After a nice palate cleanser composed of a lovely sea buckthorn cream, with pear slices and juniper, served in an ice container, the first main is an exciting take on squid. The preparation, nicknamed “squidsotto” by our chef, is based on small pieces of squid joined together with a cream of egg yolk and mussel jus. The ending result is a risotto with the squid taking the place of the rice. A lovely course we enjoyed from the start to the ending. There are numerically fewer flavors compared to other dishes in our menu, but each one of them has time to open up and deliver different notes, where sweetness and acidity are perfectly balanced.
Together with the dish we received a glass of Bele Casel Prosecco. The particularity of the wine is that it’s refermented in the bottle, rather than with the classical Charmat method. This procedure creates a less fizzy, more structured wine, with savory notes. An interesting take on a challenging pairing, with a delightful ending result.
Lamb is the principal ingredient of the final main dish of the evening. In this preparation, a slice of lamb is charred and smoked over the fire and then presented with a layer of aubergines, pickled capers, and shiso, Japanese parsley. This preparation suffers from the same problem we experienced in the tomato. There is just too much going on on the plate, and we couldn’t follow every ingredient to its right destination. The lamb is incredibly moist and well cooked, but the pickles and the aubergine on top are fighting with it, while the parsley has very deep flavored that repeatedly hit our taste buds. We couldn’t appreciate this dish; it was just too confusing.
We felt the wine pairing was underwhelming as well (but sincerely, we couldn’t think of a possible pairing that may have worked here), and the Rioja 904 “Gran Reserva” 2007 appeared somehow lost among the different layers of flavors.
There is no second palate cleanser and no cheese plate. From the main dish, it’s a direct jump to the dessert. The only sweet course of the evening is a handful of blueberries macerated in olive oil and marjoram, covered with a “hut” made from meringues. It’s a fascinating dish that tries to play on the sweet and sour taste approach. We found the ending result to be a bit too sweet (the meringue were very aggressive), but we loved the idea. The wine pairing, a pear cider, was unfortunately unconvincing.
A series of petit fours closed our meal, with marzipan and some chocolates filled with buckthorn jelly.
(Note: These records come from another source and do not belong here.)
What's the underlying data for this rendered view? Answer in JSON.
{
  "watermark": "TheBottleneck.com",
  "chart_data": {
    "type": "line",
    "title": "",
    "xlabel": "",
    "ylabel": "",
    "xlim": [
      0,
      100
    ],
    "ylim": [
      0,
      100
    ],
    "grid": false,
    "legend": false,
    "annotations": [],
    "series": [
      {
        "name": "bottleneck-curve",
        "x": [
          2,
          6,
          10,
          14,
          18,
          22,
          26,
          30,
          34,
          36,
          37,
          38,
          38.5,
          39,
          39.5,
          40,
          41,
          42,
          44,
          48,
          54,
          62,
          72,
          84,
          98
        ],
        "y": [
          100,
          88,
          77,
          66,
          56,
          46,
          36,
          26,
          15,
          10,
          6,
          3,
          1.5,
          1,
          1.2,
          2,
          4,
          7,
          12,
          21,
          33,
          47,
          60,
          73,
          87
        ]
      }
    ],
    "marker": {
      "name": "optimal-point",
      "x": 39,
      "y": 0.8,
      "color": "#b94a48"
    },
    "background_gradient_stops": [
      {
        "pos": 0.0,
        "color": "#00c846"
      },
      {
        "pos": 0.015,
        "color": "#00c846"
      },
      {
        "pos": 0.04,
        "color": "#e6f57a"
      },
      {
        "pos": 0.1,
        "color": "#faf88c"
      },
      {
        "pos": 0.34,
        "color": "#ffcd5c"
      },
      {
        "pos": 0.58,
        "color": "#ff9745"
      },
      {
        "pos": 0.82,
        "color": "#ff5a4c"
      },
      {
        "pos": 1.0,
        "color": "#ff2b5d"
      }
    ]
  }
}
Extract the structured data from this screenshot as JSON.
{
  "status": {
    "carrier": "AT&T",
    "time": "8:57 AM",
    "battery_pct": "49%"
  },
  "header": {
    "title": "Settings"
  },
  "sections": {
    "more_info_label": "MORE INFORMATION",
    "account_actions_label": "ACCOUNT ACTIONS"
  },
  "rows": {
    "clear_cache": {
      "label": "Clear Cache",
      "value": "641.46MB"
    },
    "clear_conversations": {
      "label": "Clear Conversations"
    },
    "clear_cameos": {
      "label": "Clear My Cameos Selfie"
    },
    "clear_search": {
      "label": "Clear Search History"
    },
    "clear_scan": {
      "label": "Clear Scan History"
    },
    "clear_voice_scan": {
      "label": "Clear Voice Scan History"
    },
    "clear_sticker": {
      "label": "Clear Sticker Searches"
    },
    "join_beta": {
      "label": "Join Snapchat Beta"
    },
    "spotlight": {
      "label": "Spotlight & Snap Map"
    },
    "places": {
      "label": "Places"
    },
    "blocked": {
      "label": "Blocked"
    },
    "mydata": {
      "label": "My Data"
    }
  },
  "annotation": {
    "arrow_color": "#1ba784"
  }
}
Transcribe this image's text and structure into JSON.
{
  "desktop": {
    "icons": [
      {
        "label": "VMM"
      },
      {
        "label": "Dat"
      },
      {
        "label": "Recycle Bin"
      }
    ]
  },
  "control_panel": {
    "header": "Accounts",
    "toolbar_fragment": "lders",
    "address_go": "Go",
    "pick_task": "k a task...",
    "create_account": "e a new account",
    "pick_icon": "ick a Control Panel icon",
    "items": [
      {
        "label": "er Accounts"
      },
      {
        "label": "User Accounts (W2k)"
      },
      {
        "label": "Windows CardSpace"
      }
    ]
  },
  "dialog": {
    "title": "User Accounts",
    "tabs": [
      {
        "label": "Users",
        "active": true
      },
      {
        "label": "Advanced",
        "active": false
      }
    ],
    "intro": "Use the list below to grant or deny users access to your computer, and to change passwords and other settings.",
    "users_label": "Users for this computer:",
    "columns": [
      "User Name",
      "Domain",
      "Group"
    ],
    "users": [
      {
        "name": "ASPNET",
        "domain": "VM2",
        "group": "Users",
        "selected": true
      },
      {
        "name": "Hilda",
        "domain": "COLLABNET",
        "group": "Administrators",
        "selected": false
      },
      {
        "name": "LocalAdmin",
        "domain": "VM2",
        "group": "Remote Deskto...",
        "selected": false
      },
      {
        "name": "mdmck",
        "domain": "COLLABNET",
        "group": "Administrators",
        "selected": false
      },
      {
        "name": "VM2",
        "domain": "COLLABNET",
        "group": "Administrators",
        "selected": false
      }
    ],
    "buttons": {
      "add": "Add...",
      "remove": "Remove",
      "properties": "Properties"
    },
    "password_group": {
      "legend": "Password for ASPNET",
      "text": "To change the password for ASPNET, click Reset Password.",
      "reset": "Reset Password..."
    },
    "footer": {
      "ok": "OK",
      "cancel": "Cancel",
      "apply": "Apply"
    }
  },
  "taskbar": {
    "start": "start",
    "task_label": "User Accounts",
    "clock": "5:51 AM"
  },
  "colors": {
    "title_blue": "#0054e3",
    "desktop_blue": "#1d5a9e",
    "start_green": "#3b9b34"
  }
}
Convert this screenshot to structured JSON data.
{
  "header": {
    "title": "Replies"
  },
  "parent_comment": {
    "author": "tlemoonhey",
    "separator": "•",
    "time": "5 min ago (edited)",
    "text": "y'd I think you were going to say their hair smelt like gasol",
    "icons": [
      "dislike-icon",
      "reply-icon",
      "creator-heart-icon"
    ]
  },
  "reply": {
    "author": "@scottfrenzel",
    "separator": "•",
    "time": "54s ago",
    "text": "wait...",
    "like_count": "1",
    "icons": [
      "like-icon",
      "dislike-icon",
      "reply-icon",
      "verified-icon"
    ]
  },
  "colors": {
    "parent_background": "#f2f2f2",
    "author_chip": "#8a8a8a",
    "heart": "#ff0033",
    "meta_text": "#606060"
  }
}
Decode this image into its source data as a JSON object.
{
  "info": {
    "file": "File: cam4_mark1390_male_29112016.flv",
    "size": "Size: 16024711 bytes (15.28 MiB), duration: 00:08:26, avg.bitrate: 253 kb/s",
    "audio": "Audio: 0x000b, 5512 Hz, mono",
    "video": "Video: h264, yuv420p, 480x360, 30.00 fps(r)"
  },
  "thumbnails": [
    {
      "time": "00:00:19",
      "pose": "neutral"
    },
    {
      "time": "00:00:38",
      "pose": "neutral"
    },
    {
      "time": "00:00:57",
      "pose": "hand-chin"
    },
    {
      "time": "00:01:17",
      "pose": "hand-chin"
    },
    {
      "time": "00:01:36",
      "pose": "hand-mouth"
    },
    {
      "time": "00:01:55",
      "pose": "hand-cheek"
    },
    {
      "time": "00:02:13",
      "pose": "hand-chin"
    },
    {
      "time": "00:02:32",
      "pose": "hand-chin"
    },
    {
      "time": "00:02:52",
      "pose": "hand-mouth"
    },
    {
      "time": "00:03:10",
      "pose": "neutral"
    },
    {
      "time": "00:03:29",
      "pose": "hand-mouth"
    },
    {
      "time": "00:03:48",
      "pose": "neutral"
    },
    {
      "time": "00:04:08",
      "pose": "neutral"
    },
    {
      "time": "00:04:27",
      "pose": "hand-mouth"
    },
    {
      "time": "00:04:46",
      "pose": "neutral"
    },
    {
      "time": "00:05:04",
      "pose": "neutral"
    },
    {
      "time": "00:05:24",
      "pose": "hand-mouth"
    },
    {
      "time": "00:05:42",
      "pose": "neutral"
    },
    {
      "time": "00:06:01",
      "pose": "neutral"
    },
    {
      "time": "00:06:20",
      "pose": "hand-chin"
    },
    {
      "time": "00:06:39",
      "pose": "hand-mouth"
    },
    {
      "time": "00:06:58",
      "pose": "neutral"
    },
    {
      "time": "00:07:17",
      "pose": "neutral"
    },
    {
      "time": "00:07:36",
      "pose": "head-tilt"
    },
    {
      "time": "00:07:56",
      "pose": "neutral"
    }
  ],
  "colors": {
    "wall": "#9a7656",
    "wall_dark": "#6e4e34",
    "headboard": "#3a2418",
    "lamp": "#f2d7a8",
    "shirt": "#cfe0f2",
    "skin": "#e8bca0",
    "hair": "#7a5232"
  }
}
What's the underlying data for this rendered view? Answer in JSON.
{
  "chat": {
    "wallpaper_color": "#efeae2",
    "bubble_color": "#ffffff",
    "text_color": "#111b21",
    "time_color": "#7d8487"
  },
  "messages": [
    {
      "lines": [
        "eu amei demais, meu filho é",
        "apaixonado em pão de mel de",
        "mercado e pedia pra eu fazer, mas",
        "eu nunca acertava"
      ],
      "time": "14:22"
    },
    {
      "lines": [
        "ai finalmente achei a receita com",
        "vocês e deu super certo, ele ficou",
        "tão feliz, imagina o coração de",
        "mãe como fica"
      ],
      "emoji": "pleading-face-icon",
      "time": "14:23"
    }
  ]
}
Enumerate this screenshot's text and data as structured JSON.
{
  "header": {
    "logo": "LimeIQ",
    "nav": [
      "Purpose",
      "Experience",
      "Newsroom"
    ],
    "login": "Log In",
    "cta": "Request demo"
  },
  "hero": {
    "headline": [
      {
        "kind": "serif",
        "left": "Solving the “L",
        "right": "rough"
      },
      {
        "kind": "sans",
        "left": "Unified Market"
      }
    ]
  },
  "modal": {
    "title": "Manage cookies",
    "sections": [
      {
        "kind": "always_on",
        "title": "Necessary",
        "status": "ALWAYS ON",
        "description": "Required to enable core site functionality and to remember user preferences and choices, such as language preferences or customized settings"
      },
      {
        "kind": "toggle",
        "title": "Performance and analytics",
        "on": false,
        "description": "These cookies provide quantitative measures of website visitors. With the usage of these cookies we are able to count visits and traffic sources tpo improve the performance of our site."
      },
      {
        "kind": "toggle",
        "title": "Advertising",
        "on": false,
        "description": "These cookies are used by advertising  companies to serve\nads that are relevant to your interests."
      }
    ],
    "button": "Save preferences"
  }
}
It was difficult to rationally think about our experience. On one side, we really appreciate the effort of young chefs trying to bring new ideas and advance the culinary panorama in a region, but on the other end, we can’t leave untold that we just didn’t like some of the dishes and combinations of flavors. The service as well had some positive notes, everybody trying to do their best to give us a wonderful time, but some severe troubles (there was one chef putting food on the plate with his bare hands, not the best thing to do in an open-kitchen scenario). Among ups and downs, overall we had a mediocre experience. There is a ton of potential here, but it still needs time to smooth and get more refined.